時空の彼方から ―古の家刀自編― 一ノ章

序章2



 上宮家では毎年「祭事」がいくつも執り行われるのだが、中でも三十六年に一度、または五十六年に一度の「聖王祭」は特別な祀りといわれている。
 聖王祭がために、およそ三年前の弥生二十二日の「花鎮め祭」より準備をとり行われ、季節季節で準備祭があるほどだ。
 聖王祭の日取りは四月八日である。これは聖徳太子こと厩戸皇子が死去した日にあたるそうだ。昔は二月二十二日に行われていたというが、明治となり新暦が用いられるようになってからは、旧暦を新暦になおして四月八日にとり行われるようになった。
 聖徳太子こと「上宮王」の言い伝えが実に多く語り継がれてきている村といえる。
 上宮村という地名は、上宮家宗家の古文書に記されたことを信じるならば「上宮王かみつみやおう」と呼ばれし厩戸皇子に由来しているという。また村の名前を姓として持ち、代々柿本神社の筆頭氏子たる上宮家宗家には厩戸皇子の血が脈々と受け継がれているというが、どこまでが真実かは知れない。
「時雨叔父、またあとで」
 宗家の跡取り息子である真人は、手を大きく振って父のもとに走っていた。時雨はその後姿を見ながら、ふと自分を見つめている視線に気付く。
(お婆さま……)
 時雨の祖母にして、一子相伝の巫女職に就く上宮斎子いつきこが、その顔に皺に覆われながらも巫女としての静謐と威厳を失わずにいる表情を浮かばせ、孫の時雨に無感動の視線を向けていた。

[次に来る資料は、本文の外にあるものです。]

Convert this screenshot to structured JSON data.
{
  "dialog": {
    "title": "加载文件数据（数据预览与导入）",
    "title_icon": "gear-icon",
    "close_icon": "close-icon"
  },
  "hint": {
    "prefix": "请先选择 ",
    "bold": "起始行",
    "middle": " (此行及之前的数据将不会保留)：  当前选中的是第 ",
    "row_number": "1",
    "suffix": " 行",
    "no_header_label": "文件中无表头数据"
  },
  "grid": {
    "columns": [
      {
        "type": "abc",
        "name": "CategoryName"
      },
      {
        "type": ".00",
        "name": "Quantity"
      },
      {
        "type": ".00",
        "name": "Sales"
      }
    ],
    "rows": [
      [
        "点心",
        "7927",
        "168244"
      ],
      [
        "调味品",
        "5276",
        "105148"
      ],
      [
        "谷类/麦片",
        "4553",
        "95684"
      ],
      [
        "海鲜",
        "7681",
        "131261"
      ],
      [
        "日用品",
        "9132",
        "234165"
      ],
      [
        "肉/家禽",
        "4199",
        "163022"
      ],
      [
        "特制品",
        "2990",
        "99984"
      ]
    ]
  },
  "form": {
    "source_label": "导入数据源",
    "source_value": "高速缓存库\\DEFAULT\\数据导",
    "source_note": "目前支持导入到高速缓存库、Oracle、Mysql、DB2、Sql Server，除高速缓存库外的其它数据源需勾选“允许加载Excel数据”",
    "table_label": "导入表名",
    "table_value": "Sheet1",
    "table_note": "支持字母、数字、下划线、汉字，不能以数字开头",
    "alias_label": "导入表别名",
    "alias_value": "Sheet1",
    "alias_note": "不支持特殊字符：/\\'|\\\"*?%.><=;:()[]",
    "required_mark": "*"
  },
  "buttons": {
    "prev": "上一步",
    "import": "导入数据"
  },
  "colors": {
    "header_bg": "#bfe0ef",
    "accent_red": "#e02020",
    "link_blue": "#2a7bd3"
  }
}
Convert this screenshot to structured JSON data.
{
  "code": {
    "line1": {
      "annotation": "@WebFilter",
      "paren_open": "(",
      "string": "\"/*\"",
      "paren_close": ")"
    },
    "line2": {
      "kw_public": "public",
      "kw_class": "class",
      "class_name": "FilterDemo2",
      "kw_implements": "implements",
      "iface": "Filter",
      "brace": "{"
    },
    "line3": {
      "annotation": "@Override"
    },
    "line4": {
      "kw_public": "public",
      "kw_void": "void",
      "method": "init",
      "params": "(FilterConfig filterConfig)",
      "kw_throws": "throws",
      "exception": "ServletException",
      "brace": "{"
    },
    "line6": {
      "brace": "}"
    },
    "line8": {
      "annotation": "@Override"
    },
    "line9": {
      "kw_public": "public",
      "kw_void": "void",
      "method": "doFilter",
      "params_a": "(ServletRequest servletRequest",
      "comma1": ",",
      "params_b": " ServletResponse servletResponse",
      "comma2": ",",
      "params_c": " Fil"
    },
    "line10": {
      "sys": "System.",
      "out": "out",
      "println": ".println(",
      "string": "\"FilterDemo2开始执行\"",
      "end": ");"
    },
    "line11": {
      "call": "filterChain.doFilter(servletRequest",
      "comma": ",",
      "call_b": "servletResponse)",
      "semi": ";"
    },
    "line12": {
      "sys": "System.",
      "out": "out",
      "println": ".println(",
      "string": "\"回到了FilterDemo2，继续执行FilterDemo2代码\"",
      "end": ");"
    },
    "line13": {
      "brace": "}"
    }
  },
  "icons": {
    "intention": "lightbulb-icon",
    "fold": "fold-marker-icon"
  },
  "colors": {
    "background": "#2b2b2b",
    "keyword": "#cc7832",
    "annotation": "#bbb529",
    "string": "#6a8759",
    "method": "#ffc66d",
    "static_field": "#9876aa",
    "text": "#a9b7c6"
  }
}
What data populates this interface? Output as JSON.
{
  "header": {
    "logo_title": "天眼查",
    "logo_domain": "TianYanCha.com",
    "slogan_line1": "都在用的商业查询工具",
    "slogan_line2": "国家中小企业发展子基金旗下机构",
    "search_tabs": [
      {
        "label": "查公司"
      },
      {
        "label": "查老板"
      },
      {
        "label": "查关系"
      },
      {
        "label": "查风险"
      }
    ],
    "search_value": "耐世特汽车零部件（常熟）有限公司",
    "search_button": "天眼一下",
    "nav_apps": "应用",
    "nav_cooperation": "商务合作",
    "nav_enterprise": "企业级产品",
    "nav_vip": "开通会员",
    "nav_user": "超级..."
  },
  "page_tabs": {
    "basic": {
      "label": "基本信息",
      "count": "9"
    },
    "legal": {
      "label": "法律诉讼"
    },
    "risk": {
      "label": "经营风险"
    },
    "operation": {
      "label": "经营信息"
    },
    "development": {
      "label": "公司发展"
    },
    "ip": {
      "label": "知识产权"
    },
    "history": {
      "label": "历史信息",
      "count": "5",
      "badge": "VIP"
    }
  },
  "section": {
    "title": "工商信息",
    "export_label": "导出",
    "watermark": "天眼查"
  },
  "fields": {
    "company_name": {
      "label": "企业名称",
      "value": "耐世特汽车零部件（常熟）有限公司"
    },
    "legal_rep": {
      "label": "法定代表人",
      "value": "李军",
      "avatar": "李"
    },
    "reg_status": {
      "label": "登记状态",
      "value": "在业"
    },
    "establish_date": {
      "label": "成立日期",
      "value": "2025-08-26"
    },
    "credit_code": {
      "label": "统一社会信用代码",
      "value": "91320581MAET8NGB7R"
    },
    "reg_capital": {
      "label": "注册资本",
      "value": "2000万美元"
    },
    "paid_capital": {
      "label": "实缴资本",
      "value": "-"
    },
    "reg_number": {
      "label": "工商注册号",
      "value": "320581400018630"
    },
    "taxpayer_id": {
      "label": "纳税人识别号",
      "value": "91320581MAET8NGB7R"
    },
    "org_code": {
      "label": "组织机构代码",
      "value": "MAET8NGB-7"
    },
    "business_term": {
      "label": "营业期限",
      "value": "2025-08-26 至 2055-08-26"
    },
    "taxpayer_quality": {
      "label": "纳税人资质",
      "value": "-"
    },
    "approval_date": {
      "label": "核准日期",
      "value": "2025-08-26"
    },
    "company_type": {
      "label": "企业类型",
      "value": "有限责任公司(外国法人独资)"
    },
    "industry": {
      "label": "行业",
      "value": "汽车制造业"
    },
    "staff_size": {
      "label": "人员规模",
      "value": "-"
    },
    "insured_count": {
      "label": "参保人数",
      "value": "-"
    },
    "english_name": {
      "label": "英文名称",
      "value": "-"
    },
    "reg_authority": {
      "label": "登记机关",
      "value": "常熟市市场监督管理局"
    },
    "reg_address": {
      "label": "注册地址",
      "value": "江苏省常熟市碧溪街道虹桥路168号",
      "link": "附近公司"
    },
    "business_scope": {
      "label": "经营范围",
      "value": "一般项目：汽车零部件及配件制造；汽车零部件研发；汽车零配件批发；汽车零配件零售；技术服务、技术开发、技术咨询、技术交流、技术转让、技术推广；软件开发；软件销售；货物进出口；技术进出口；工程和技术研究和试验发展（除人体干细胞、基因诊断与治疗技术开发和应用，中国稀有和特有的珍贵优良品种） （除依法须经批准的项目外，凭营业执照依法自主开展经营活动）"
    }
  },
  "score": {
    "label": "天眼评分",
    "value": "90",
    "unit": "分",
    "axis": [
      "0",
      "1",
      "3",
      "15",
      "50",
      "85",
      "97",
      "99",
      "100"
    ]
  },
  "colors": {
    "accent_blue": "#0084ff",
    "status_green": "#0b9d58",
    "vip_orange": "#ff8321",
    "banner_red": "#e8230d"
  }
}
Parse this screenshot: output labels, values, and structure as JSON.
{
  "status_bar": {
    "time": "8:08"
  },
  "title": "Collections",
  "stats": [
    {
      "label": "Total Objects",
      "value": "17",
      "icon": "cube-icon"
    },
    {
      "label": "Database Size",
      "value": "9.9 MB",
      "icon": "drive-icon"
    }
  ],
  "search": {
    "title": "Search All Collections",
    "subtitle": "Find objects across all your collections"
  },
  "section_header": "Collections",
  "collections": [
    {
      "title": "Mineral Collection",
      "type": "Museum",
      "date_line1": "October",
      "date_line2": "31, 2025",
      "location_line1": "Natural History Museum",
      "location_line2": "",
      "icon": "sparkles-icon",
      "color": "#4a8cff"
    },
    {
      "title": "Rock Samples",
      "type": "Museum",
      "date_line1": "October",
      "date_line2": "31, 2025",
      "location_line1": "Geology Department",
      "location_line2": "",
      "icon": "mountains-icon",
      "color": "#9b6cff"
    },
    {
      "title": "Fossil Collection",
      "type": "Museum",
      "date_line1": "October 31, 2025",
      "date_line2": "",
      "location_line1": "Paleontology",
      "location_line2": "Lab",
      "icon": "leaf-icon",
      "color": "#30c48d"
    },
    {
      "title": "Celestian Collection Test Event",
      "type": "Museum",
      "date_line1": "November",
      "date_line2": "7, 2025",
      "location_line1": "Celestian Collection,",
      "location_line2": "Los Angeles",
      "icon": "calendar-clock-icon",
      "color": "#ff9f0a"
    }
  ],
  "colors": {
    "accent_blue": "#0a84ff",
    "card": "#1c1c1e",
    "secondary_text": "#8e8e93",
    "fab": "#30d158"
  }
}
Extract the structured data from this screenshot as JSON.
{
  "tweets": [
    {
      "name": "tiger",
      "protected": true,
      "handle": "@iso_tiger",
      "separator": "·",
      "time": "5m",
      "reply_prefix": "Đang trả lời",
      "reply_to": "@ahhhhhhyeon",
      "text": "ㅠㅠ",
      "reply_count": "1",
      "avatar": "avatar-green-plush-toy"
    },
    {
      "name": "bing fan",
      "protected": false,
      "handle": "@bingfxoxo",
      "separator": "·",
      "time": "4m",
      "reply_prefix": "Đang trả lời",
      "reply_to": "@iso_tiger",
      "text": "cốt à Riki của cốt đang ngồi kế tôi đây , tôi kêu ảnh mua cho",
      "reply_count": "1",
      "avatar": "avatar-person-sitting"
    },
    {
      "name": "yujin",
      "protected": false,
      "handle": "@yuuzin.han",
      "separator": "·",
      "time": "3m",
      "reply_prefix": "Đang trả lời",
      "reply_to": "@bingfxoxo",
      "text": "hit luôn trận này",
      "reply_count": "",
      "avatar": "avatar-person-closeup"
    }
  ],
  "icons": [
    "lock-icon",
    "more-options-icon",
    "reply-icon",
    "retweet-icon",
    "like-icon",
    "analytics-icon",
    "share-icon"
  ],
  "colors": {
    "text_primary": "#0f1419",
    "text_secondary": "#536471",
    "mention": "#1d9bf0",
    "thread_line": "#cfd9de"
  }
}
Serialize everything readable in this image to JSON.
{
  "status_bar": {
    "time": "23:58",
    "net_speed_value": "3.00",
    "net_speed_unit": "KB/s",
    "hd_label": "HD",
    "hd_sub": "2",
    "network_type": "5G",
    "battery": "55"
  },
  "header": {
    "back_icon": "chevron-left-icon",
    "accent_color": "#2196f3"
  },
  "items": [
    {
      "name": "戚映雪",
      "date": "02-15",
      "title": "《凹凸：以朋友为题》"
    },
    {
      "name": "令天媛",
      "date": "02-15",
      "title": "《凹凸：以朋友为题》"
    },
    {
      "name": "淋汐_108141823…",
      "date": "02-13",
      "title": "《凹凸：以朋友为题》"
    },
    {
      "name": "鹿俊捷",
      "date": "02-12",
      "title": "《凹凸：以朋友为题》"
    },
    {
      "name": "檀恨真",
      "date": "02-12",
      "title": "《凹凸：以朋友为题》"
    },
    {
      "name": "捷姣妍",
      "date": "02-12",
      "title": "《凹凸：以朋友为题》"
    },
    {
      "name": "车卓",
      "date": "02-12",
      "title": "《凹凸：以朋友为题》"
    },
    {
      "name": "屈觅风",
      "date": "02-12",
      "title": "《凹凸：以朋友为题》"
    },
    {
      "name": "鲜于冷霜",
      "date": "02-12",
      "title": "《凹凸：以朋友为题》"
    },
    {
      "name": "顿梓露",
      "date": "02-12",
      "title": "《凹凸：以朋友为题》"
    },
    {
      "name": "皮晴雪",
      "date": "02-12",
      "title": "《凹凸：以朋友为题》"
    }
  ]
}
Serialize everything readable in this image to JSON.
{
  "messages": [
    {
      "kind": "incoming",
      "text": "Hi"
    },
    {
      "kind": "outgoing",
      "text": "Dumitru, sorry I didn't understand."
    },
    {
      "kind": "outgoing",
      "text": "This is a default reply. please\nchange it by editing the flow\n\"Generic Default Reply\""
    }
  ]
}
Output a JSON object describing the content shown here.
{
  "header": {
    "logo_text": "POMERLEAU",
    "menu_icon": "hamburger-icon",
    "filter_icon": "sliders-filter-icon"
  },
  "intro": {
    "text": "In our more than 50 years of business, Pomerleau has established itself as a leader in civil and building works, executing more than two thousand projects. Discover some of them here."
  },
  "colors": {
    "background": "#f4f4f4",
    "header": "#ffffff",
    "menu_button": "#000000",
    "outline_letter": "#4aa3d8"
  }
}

 感情を込めずとも祖母が言いたいことは分かっている。
(黙って座っております。この身のあり方も分も承知しております)
 時雨は静かに頭を下げて、一族の下座の席に座した。
 もとより時雨という人間は、生まれ育った環境が影響してか存在が希薄であって、今、下座に就こうとも誰も意識を向けてくることは無い。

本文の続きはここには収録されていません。